With the regulator’s traditional green light in IgA nephropathy, Filspari is up against Novartis’ Fabhalta—which won accelerated approval last month—and Calliditas’ Tarpeyo, which was approved in December 2023.
The FDA on Thursday granted traditional approval to Travere Therapeutics’ Filspari (sparsentan) for the treatment of patients with primary IgA nephropathy.
Filspari’s full approval expands its indication, allowing use of the small molecule blocker to slow the decline of kidney function in adult patients who are at risk of disease progression—while also removing a previous requirement of having a specific urinary protein level. According to Travere, Filspari is the only oral, once-daily and non-immunosuppressive treatment for IgA nephropathy (IgAN), specifically targeting glomerular injury in the kidney.
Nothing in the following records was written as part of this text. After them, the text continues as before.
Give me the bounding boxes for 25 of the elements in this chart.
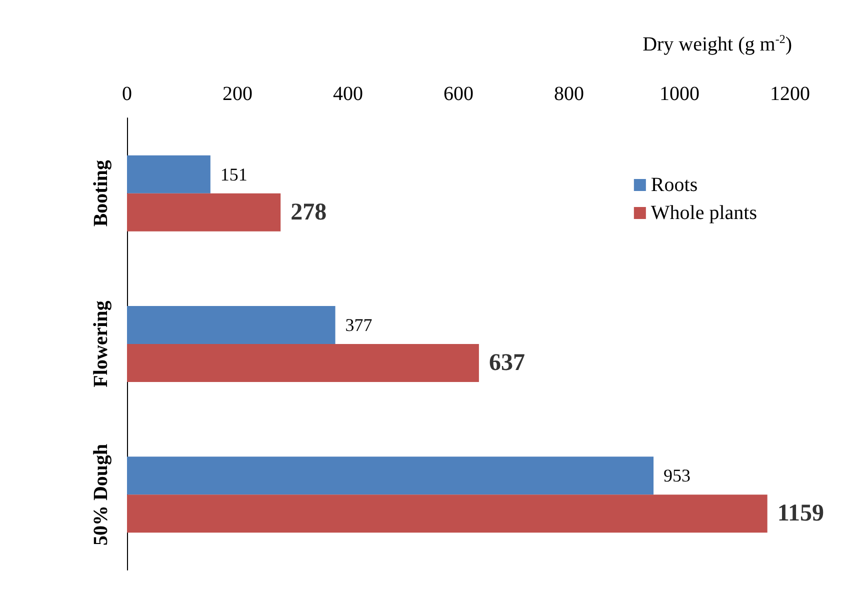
y-tick-label: 50% Dough [90, 444, 112, 546]
x-tick-label: 400 [333, 83, 363, 105]
y-tick-label: Booting [90, 160, 112, 227]
x-tick-label: 800 [554, 83, 584, 105]
x-tick-label: 0 [122, 83, 132, 105]
legend-label: Whole plants [650, 202, 758, 224]
data-label: 377 [345, 315, 372, 335]
bar [127, 193, 281, 232]
bar [127, 456, 654, 495]
x-tick-label: 1200 [770, 83, 810, 105]
bar [127, 155, 210, 194]
x-axis-title: Dry weight (g m$^{-2}$) [642, 32, 792, 57]
data-label: 637 [488, 350, 525, 376]
x-tick-label: 1000 [660, 83, 700, 105]
bar [127, 306, 336, 344]
bar [127, 494, 768, 533]
data-label: 278 [290, 199, 327, 226]
data-label: 953 [664, 466, 691, 486]
x-tick-label: 200 [222, 83, 252, 105]
data-label: 1159 [777, 500, 824, 527]
data-label: 151 [220, 164, 248, 184]
x-tick-label: 600 [444, 83, 474, 105]
legend-label: Roots [650, 174, 698, 196]
y-tick-label: Flowering [90, 300, 112, 388]
bar [127, 344, 479, 382]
“Full approval now enables physicians to confidently prescribe Filspari more broadly as a once-daily, oral, non-immunosuppressive treatment, that can provide superior preservation of kidney function and replace current standard of care,” Travere CEO Eric Dube said in a statement. “Filspari is well positioned to become foundational care for IgAN as the treatment landscape evolves.”
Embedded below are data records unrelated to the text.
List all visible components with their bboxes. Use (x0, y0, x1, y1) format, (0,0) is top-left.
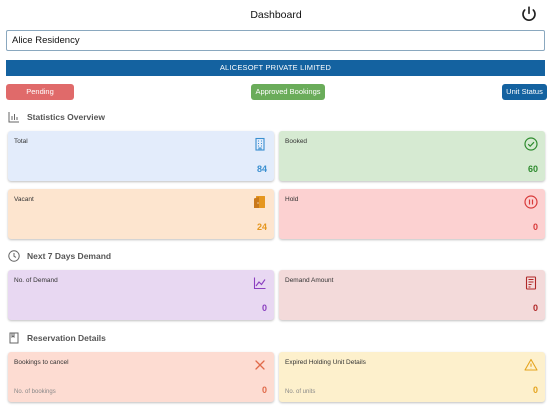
hold-label: Hold (285, 196, 299, 203)
warning-icon (524, 358, 538, 371)
expired-holding-value: 0 (532, 385, 538, 395)
demand-amount-card[interactable]: Demand Amount 0 (279, 270, 545, 320)
total-value: 84 (256, 164, 267, 174)
booked-value: 60 (527, 164, 538, 174)
total-units-card[interactable]: Total 84 (8, 131, 274, 181)
company-banner: ALICESOFT PRIVATE LIMITED (6, 60, 545, 76)
clock-icon (8, 250, 20, 262)
expired-holding-sub: No. of units (285, 389, 316, 395)
statistics-section-title: Statistics Overview (8, 110, 105, 124)
book-icon (9, 332, 19, 344)
invoice-icon (525, 276, 537, 290)
demand-amount-value: 0 (532, 303, 538, 313)
bookings-to-cancel-sub: No. of bookings (14, 389, 56, 395)
expired-holding-label: Expired Holding Unit Details (285, 359, 366, 366)
hold-units-card[interactable]: Hold 0 (279, 189, 545, 239)
expired-holding-card[interactable]: Expired Holding Unit Details No. of unit… (279, 352, 545, 402)
project-select-input[interactable] (6, 30, 545, 51)
demand-count-label: No. of Demand (14, 277, 58, 284)
bar-chart-icon (8, 112, 19, 123)
check-circle-icon (524, 137, 538, 151)
demand-section-title: Next 7 Days Demand (8, 249, 111, 263)
booked-label: Booked (285, 138, 308, 145)
unit-status-button[interactable]: Unit Status (502, 84, 547, 100)
total-label: Total (14, 138, 28, 145)
page-title: Dashboard (250, 9, 302, 21)
booked-units-card[interactable]: Booked 60 (279, 131, 545, 181)
hold-value: 0 (532, 222, 538, 232)
x-icon (255, 360, 265, 370)
app-header: Dashboard (0, 0, 552, 30)
approved-bookings-button[interactable]: Approved Bookings (251, 84, 325, 100)
vacant-value: 24 (256, 222, 267, 232)
chart-line-icon (253, 277, 266, 290)
vacant-label: Vacant (14, 196, 34, 203)
bookings-to-cancel-value: 0 (261, 385, 267, 395)
bookings-to-cancel-label: Bookings to cancel (14, 359, 69, 366)
reservation-section-title: Reservation Details (8, 331, 106, 345)
demand-count-value: 0 (261, 303, 267, 313)
demand-count-card[interactable]: No. of Demand 0 (8, 270, 274, 320)
bookings-to-cancel-card[interactable]: Bookings to cancel No. of bookings 0 (8, 352, 274, 402)
pause-circle-icon (524, 195, 538, 209)
vacant-units-card[interactable]: Vacant 24 (8, 189, 274, 239)
pending-bookings-button[interactable]: Pending Bookings (6, 84, 74, 112)
demand-amount-label: Demand Amount (285, 277, 334, 284)
door-open-icon (254, 196, 265, 208)
building-icon (255, 137, 265, 151)
power-icon[interactable] (520, 5, 538, 23)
Jefferies analyst Maury Raycroft in a note to investors said Filspari’s full approval was timed well with the new Aug. 30 draft guidance from the global nonprofit Kidney Disease Improving Global Outcomes (KDIGO). The recommendations lowered the urine protein-creatinine ratio (UPCR) threshold for at-risk patients while also raising treatment goals.
Filspari is one of the few agents that can satisfy the new KDIGO guidelines, according to Raycroft, who contends that Travere’s drug can address the immune and inflammatory drivers of IgAN while also targeting generic drivers of chronic kidney disease.
Designed to be taken orally, Filspari is a small molecule blocker of the endothelin and angiotensin II receptors, both of which are thought to play a role in the pathogenesis of IgAN, according to its label. Filspari comes with a boxed warning for hepatotoxicity and embryo-fetal toxicity and is available only through a risk evaluation and mitigation strategies program.
The FDA granted Filspari accelerated approval in February 2023 using proteinuria data from the Phase III PROTECT study. At the time, Travere had successfully shown that Filspari could lower urine protein levels more than three times as much as Avapro (irbesartan), the active control.
Travere kept PROTECT to serve as Filspari’s confirmatory trial, but in September 2023 the biotech announced that the trial had “narrowly” missed its efficacy endpoint of the total slope of estimated glomerular filtration rate (eGFR). Nevertheless, Dube continued to express confidence in Filspari and highlighted its effects on proteinuria and eGFR decline.
In Thursday’s announcement, Travere again touted Filspari’s clinical benefit, noting that the drug could significantly slow decline in kidney function. At week 110, patients on Filspari showed mean eGFR slope of –3.0 mL/min/1.73m2/year, as opposed to –4.2 mL/min/1.73m2/year in patients treated with Avapro. The treatment effect was statistically significant in favor of Filpsari, with a p-value of 0.0168.
In addition, long-term follow-up data from PROTECT showed that the 36-week benefit of Filpsari on proteinuria was durable through 110 weeks.
Travere competes with Calliditas Therapeutics and pharma giant Novartis in the IgAN space. In December 2023, Calliditas secured full approval for Tarpeyo (budesonide), while Novartis won accelerated approval for Fabhalta (iptacopan) last month.